2023 begannen in nordrheinwestfalen 1.057 Rechtsreferendare ihre zweijährige Vorbereitungszeit. Ein zentraler Bestandteil ihrer Ausbildung ist ein dreimonatiges Praktikum in einer Behörde. Die Organisation dieser Verwaltungsstation obliegt der Bezirksregierung Münster, die eng mit dem Landgericht Münster zusammenarbeitet. Dieses fungiert als Hauptvermittlungsstelle für die Praktikumsplätze.

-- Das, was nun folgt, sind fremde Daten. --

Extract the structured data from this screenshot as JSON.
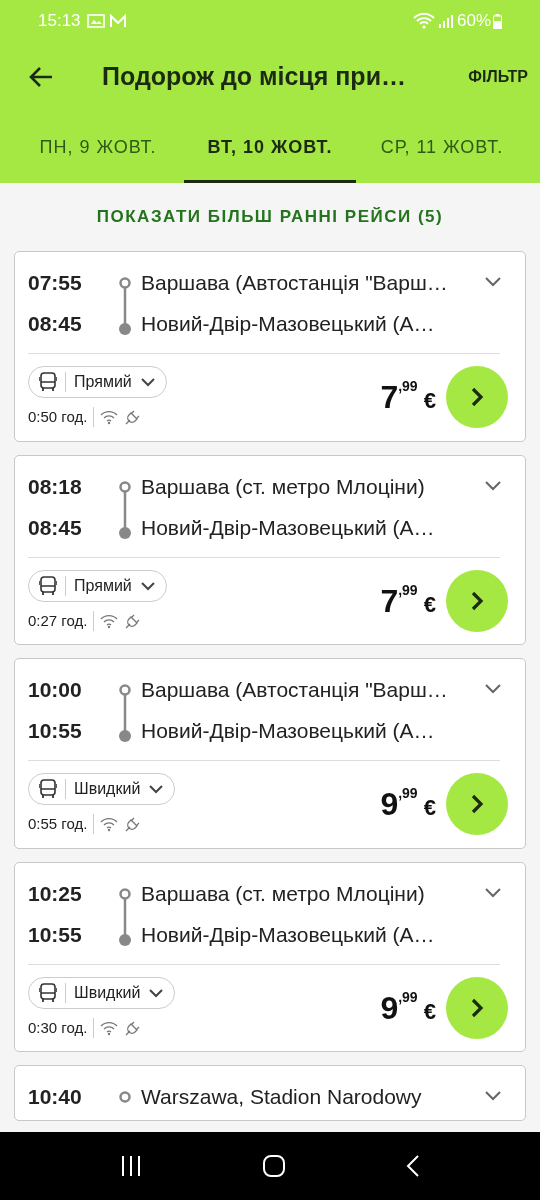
{
  "status_bar": {
    "time": "15:13",
    "battery": "60%"
  },
  "app_bar": {
    "title": "Подорож до місця при…",
    "action": "ФІЛЬТР"
  },
  "tabs": [
    {
      "label": "ПН, 9 ЖОВТ.",
      "selected": false
    },
    {
      "label": "ВТ, 10 ЖОВТ.",
      "selected": true
    },
    {
      "label": "СР, 11 ЖОВТ.",
      "selected": false
    }
  ],
  "earlier_link": "ПОКАЗАТИ БІЛЬШ РАННІ РЕЙСИ (5)",
  "trips": [
    {
      "departure": "07:55",
      "arrival": "08:45",
      "origin": "Варшава (Автостанція \"Варш…",
      "destination": "Новий-Двір-Мазовецький (А…",
      "type": "Прямий",
      "duration": "0:50 год.",
      "price": "7$^{,99}$ €"
    },
    {
      "departure": "08:18",
      "arrival": "08:45",
      "origin": "Варшава (ст. метро Млоціни)",
      "destination": "Новий-Двір-Мазовецький (А…",
      "type": "Прямий",
      "duration": "0:27 год.",
      "price": "7$^{,99}$ €"
    },
    {
      "departure": "10:00",
      "arrival": "10:55",
      "origin": "Варшава (Автостанція \"Варш…",
      "destination": "Новий-Двір-Мазовецький (А…",
      "type": "Швидкий",
      "duration": "0:55 год.",
      "price": "9$^{,99}$ €"
    },
    {
      "departure": "10:25",
      "arrival": "10:55",
      "origin": "Варшава (ст. метро Млоціни)",
      "destination": "Новий-Двір-Мазовецький (А…",
      "type": "Швидкий",
      "duration": "0:30 год.",
      "price": "9$^{,99}$ €"
    },
    {
      "departure": "10:40",
      "origin": "Warszawa, Stadion Narodowy"
    }
  ]
}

Vertreter beider Institutionen trafen sich kürzlich, um ihre langjährige Zusammenarbeit zu erörtern. Im Mittelpunkt der Gespräche stand die Sicherung hochwertiger Ausbildungsprogramme für den juristischen Nachwuchs. Die geplante Erhöhung der Einstellungen ab 2026 ist Teil der kontinuierlichen Bemühungen, diese Initiativen auszubauen und zu stärken.
Mit den zusätzlichen 1.700 Plätzen im Jahr 2026 wird der Rückgang der Einstellungen aus dem Vorjahr mehr als ausgeglichen. Behörden und Gerichte werden auch künftig eng zusammenarbeiten, um die praxisnahe Ausbildung als festen Bestandteil der juristischen Laufbahn zu verankern. Die Partnerschaft zwischen der Bezirksregierung und dem Landgericht Münster bleibt dabei ein zentraler Baustein.